Kay Bradford was born in Huntington Utah in December 1923, making her a sprightly 93 when we first crossed paths. During our brief years together, Kay made an indelible mark on our hearts and lives. She was irrepressibly positive, intensely hopeful, eternally effervescent, and deliberately joyful. Though Kay was undeniably showy (her favorite colors were glitter and sparkle after all!), these virtues were not a show. She embodied a love of life and exuded a Christlike love for all of God’s children that disarmed all suspicion and division.
I was privileged to serve Kay and her children Dorothy and Robert first as a home teacher and then as a ministering brother. The minor acts of service my companions and I were able to render were completely eclipsed by the wealth of wisdom and number of candies we received in return.

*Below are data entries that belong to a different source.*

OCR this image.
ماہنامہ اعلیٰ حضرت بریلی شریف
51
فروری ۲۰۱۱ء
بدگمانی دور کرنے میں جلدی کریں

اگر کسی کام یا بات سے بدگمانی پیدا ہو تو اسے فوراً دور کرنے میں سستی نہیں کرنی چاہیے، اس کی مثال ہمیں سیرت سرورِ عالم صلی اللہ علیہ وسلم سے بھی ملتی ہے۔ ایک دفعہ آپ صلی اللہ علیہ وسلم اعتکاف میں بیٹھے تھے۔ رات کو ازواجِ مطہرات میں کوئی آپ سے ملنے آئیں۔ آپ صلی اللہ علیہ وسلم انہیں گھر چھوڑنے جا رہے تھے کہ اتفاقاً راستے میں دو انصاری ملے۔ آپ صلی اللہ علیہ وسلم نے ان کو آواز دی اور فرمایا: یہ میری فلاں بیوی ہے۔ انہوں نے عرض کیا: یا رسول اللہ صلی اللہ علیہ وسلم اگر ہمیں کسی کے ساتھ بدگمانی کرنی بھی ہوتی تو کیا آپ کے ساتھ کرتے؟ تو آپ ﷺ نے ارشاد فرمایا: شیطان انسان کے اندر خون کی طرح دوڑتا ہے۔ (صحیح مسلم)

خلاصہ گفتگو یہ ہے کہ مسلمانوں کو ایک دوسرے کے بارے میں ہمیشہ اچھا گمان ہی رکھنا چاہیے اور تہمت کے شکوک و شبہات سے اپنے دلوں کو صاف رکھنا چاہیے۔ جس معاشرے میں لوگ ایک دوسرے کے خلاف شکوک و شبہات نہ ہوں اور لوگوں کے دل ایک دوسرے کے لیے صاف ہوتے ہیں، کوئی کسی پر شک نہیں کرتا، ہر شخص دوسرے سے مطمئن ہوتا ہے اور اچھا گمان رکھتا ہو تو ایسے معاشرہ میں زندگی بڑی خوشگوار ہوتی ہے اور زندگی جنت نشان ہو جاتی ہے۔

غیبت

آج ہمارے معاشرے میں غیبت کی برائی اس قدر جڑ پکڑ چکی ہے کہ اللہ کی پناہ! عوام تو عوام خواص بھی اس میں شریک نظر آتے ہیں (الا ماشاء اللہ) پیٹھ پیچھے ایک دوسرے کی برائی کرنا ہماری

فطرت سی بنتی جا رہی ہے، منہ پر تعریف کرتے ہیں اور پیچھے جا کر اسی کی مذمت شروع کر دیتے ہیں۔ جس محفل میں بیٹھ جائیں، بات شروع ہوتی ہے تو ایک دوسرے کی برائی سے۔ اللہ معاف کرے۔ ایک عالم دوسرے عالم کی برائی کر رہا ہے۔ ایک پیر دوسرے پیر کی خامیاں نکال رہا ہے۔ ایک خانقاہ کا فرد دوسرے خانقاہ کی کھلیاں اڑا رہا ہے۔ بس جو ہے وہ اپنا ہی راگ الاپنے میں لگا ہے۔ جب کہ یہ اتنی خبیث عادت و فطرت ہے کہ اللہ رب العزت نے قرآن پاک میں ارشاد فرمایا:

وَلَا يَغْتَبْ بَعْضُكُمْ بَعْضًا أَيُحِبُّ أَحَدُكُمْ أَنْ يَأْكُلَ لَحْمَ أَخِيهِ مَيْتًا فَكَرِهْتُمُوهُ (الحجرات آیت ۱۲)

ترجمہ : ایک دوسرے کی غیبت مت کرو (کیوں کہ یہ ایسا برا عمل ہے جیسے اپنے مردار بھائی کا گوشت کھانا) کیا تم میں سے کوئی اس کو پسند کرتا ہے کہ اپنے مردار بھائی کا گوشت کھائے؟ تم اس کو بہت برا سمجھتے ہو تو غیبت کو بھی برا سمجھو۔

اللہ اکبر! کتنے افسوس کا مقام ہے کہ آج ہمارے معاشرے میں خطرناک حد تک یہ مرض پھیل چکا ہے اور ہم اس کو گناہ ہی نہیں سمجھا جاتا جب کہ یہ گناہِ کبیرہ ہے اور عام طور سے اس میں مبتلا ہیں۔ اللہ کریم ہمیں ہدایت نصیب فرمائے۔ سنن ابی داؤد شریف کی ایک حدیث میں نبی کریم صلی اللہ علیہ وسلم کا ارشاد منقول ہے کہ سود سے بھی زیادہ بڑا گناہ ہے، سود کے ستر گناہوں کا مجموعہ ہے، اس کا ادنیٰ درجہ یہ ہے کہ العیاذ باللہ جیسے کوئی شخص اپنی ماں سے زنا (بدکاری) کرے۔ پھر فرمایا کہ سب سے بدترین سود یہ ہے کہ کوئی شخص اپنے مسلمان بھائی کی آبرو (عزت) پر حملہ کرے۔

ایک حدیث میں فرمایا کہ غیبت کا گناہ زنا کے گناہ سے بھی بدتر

Kay’s kindness and generosity were such that you couldn’t spend five minutes with her without a rejuvenated view on life and a baggie of caramels, chocolates, popcorn, or starbursts. She would often have an arsenal of treats prepared for our children and the other families we had lined up after visiting her.
During the pandemic, Kay and Dorothy invited us to prepare and share the sacrament each week in their home. The visits were touchstones in my week. The time was sacred because of the ordinance and the privilege of sharing a few moments in conversation and prayer together. She would often have a quote or insight from one of the many books she read, and she always sent us away with an admonition to express gratitude and see the good in the world around us.

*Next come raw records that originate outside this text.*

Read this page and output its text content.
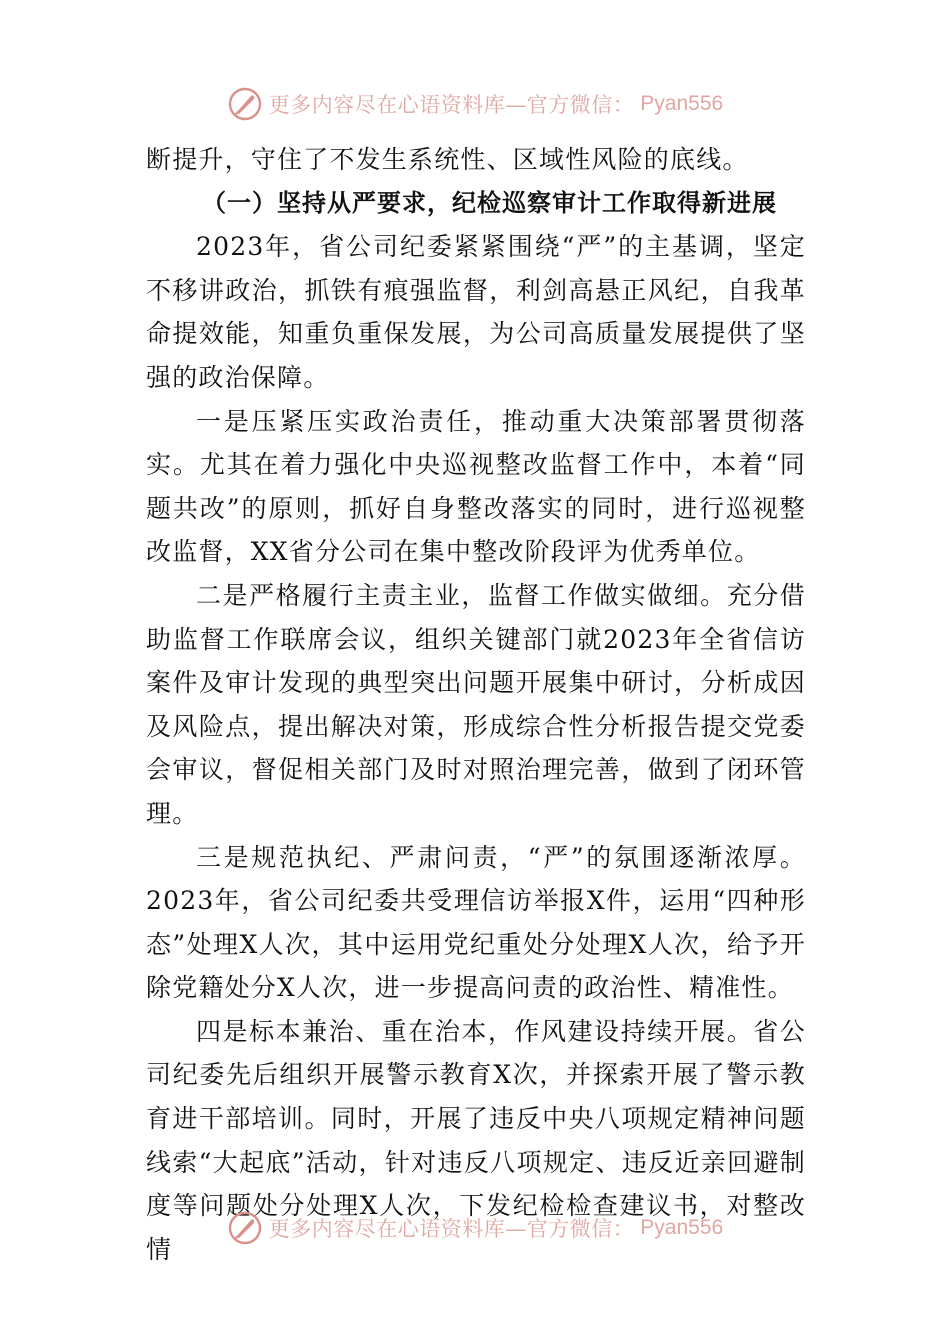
更多内容尽在心语资料库—官方微信： Pyan556

断提升，守住了不发生系统性、区域性风险的底线。

（一）坚持从严要求，纪检巡察审计工作取得新进展

2023年，省公司纪委紧紧围绕“严”的主基调，坚定不移讲政治，抓铁有痕强监督，利剑高悬正风纪，自我革命提效能，知重负重保发展，为公司高质量发展提供了坚强的政治保障。

一是压紧压实政治责任，推动重大决策部署贯彻落实。尤其在着力强化中央巡视整改监督工作中，本着“同题共改”的原则，抓好自身整改落实的同时，进行巡视整改监督，XX省分公司在集中整改阶段评为优秀单位。

二是严格履行主责主业，监督工作做实做细。充分借助监督工作联席会议，组织关键部门就2023年全省信访案件及审计发现的典型突出问题开展集中研讨，分析成因及风险点，提出解决对策，形成综合性分析报告提交党委会审议，督促相关部门及时对照治理完善，做到了闭环管理。

三是规范执纪、严肃问责，“严”的氛围逐渐浓厚。2023年，省公司纪委共受理信访举报X件，运用“四种形态”处理X人次，其中运用党纪重处分处理X人次，给予开除党籍处分X人次，进一步提高问责的政治性、精准性。

四是标本兼治、重在治本，作风建设持续开展。省公司纪委先后组织开展警示教育X次，并探索开展了警示教育进干部培训。同时，开展了违反中央八项规定精神问题线索“大起底”活动，针对违反八项规定、违反近亲回避制度等问题处分处理X人次，下发纪检检查建议书，对整改情

更多内容尽在心语资料库—官方微信： Pyan556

Two weeks ago, Kay passed away with her family by her side. She leaves behind almost a hundred children, grandchildren, great grandchildren, and great, great grandchildren. She leaves behind thousands of friends and acquaintances who are better because of her example.

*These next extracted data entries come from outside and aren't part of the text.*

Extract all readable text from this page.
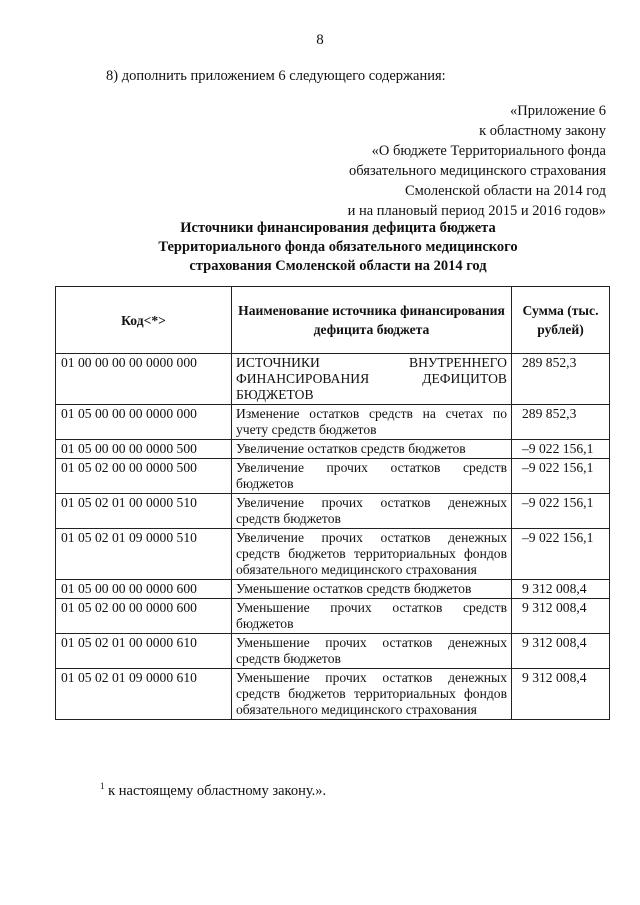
8
8) дополнить приложением 6 следующего содержания:
«Приложение 6
к областному закону
«О бюджете Территориального фонда
обязательного медицинского страхования
Смоленской области на 2014 год
и на плановый период 2015 и 2016 годов»
Источники финансирования дефицита бюджета
Территориального фонда обязательного медицинского
страхования Смоленской области на 2014 год
Код<*>	Наименование источника финансирования дефицита бюджета	Сумма (тыс. рублей)
01 00 00 00 00 0000 000	ИСТОЧНИКИ ВНУТРЕННЕГО ФИНАНСИРОВАНИЯ ДЕФИЦИТОВ БЮДЖЕТОВ	289 852,3
01 05 00 00 00 0000 000	Изменение остатков средств на счетах по учету средств бюджетов	289 852,3
01 05 00 00 00 0000 500	Увеличение остатков средств бюджетов	–9 022 156,1
01 05 02 00 00 0000 500	Увеличение прочих остатков средств бюджетов	–9 022 156,1
01 05 02 01 00 0000 510	Увеличение прочих остатков денежных средств бюджетов	–9 022 156,1
01 05 02 01 09 0000 510	Увеличение прочих остатков денежных средств бюджетов территориальных фондов обязательного медицинского страхования	–9 022 156,1
01 05 00 00 00 0000 600	Уменьшение остатков средств бюджетов	9 312 008,4
01 05 02 00 00 0000 600	Уменьшение прочих остатков средств бюджетов	9 312 008,4
01 05 02 01 00 0000 610	Уменьшение прочих остатков денежных средств бюджетов	9 312 008,4
01 05 02 01 09 0000 610	Уменьшение прочих остатков денежных средств бюджетов территориальных фондов обязательного медицинского страхования	9 312 008,4
$^1$ к настоящему областному закону.».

We couldn’t attend her funeral, and I have been trying to find a way to process the grief and gratitude I feel at her passing. The video below is my small memento of a woman who changed my life. In October of 2018, I brought our kids to her place to ask her some questions. She agreed to let me record the interview. I was going to edit it down to a 5-minute video, but I couldn’t bring myself to cut any of her words or movements. Here is all 33 minutes of the uncut interview. Let Kay take you on a tour of her home and share some insights about how to stay happy in a challenging world.
I love you Kay, Dorothy, and Robert. I’m so grateful for what you taught me and my family, and I pray for all of you in this time of transition and change.